Antonio Tajani scuote la testa. Sospira. «Non si può. Senza l’America l’Europa non può fare qualcosa di utile per la tregua in Ucraina». In una stanza al secondo piano di un hotel nel centro di Bruxelles il ministro degli Esteri prende una penna e inizia a scrivere su un foglio bianco. A sinistra gli Stati Uniti, la Nato, a destra l’Europa, la Russia. In mezzo, l’Ucraina di Volodymyr Zelensky giunta a un bivio storico.
Trattare e scendere a patti con Putin, l’invasore. O far saltare il tavolo e continuare a sparare nelle trincee, finché Donald Trump non chiuderà i rubinetti degli aiuti militari americani. Sembrava che la prima strada, dopo quasi tre anni, si fosse fatta in discesa. Con l’apertura di Zelensky ai negoziati, il grido di aiuto sul Donbass e la Crimea. Poi ha parlato Putin e la salita si è fatta di nuovo ripidissima. Tajani ascolta il discorso in diretta, i diktat del presidente russo in sottofondo. E l’ottimismo iniziale su una soluzione negoziale inizia a sfumare. «Putin parla di compromesso. Bene, ma le parole non bastano. Devono seguire i fatti» taglia corto il vicepremier.
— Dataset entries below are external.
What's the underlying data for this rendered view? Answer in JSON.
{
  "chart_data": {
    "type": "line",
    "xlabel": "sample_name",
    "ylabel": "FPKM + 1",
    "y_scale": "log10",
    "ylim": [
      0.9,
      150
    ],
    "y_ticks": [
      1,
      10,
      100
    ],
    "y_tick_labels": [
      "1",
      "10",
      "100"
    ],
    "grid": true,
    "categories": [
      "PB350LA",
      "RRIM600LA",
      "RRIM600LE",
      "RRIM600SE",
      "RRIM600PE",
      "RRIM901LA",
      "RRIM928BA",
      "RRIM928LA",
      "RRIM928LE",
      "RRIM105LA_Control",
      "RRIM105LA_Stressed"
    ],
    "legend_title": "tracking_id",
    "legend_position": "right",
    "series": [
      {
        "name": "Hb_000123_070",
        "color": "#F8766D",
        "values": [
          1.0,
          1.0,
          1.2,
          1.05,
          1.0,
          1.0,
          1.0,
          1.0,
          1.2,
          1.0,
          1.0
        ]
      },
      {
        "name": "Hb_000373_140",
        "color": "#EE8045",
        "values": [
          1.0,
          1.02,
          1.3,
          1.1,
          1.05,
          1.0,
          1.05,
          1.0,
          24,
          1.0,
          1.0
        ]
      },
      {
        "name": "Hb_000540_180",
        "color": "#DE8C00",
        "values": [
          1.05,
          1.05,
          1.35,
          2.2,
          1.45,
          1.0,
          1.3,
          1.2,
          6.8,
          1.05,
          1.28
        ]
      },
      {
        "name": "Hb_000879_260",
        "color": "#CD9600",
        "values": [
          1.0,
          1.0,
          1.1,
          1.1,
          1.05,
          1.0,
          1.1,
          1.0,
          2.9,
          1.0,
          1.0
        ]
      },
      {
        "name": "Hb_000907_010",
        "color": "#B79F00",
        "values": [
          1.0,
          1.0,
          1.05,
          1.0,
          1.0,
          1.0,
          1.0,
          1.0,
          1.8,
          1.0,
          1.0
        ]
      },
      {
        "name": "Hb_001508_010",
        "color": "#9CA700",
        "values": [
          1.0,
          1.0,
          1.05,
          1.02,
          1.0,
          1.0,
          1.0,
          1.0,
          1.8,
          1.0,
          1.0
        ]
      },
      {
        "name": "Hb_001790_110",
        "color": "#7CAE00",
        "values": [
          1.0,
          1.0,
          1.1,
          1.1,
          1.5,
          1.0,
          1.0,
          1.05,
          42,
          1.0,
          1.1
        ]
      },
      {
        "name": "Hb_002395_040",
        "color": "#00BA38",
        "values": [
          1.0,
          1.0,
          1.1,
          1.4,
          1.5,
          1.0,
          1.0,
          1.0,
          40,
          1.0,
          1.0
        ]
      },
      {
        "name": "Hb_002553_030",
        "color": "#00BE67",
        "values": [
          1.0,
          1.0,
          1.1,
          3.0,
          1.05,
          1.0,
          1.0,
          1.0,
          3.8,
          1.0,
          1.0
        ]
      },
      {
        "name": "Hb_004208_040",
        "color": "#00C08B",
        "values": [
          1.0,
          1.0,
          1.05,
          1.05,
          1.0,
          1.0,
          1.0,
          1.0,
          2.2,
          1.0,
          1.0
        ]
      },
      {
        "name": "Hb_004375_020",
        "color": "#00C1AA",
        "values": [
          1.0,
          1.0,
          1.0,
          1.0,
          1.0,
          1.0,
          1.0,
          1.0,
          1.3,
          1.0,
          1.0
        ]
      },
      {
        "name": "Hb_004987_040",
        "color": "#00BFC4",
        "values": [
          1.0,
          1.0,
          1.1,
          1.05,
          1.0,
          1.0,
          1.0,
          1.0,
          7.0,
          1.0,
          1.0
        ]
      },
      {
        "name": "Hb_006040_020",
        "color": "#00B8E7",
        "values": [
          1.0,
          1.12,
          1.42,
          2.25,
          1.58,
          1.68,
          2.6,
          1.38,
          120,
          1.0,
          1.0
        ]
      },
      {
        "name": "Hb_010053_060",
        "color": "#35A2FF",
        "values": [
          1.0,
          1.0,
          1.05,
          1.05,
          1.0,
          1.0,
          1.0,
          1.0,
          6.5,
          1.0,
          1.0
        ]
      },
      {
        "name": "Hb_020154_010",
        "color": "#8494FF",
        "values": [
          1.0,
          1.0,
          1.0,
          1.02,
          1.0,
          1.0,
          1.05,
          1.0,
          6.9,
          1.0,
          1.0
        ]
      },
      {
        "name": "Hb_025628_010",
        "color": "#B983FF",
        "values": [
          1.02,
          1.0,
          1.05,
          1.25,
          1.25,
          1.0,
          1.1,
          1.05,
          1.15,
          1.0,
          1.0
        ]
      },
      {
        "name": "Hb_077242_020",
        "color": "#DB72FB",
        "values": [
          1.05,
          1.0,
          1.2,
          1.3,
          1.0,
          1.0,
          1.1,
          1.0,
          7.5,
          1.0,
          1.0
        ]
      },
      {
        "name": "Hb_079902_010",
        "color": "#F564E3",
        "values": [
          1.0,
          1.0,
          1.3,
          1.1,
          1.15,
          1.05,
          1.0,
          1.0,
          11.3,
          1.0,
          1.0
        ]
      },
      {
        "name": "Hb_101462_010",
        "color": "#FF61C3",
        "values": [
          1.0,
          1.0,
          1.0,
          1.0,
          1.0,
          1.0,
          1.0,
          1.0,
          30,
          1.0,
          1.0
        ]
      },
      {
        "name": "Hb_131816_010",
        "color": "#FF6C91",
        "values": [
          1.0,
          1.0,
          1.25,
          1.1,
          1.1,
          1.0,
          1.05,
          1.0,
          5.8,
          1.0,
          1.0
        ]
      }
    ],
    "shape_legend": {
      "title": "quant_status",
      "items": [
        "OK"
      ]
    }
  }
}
Reduce a Bruxelles da una girandola di incontri con i leader del Partito popolare. Alcuni in prima fila nella crisi ucraina. Come Donald Tusk, il presidente polacco che mercoledì sera si è attovagliato alla cena del segretario generale della Nato Mark Rutte insieme a Zelensky e la premier Giorgia Meloni. Trovare una quadra europea non è semplice. Farlo insieme agli Stati Uniti di Trump, ripete Tajani, è un imperativo. E il pensiero corre a chi in queste ore difende la linea durissima in Europa, dai Baltici ai polacchi, e dice: avanti con le armi.
E l’Italia? «Dobbiamo essere pontieri con gli Stati Uniti, i buoni rapporti tra Meloni e Trump aiutano». Guai a muoversi in ordine sparso, ammonisce insomma il capo della Farnesina e il rischio non è peregrino se qualcosa hanno insegnato i primi quattro anni di Trump alla Casa Bianca. «Non possiamo dividere l’Occidente. La storia insegna: la sua forza è tenere uniti i due pilastri, America ed Europa. Abbiamo dimenticato la Seconda guerra mondiale?».
Fuori dalla stanza dell’hotel procede il via vai dei Popolari. Manfred Weber, Ursula von der Leyen, il greco Mitsotakis. Tajani riprende carta e penna. Abbozza una cartina geografica, torna sulla guerra ai confini europei. E l’analisi è la seguente: «C’è la sensazione di un momento di svolta. Un pressing da entrambe le parti per arrivare a una soluzione negoziale. Ma prima la Russia deve smettere di fare la guerra». Inutile pensare al dopo, se i proiettili ancora fischiano nelle trincee. Infatti il ministro e leader di Forza Italia frena. Si mostra cauto, ad esempio, sulla proposta di un contingente europeo di peacekeepers da schierare al confine ucraino, lanciata fra gli altri dal ministro della Difesa Guido Crosetto. E se lui stesso ha lavorato a lungo con il presidente svizzero Ignazio Cassis per la prossima “conferenza di Pace” che dovrà vedere russi e ucraini seduti al tavolo, sa bene che la realtà sul campo parla di guerra e di una guerra che non accenna a fermarsi. «Io credo che anche i russi però abbiano capito che non possono proseguire – riprende, ed ecco lo sguardo posarsi sullo scenario mediorientale che toglie il sonno al Cremlino – la Siria è stata un colpo duro per Putin, la Russia non riesce a fare due guerre contemporaneamente». Dunque che fare? Citofonare Trump, per cominciare: è soprattutto nelle sue mani la sorte del conflitto che da tre anni macchia di sangue l’Ucraina. Sul punto Tajani si mostra cautamente ottimista. E spiega che no, Trump non staccherà la spina da un giorno all’altro come in tanti temono: «È un leader molto pragmatico, non vorrà cedere a Putin. Si intesterà il processo di pace. Dobbiamo lavorarci anche noi. Insieme all’America.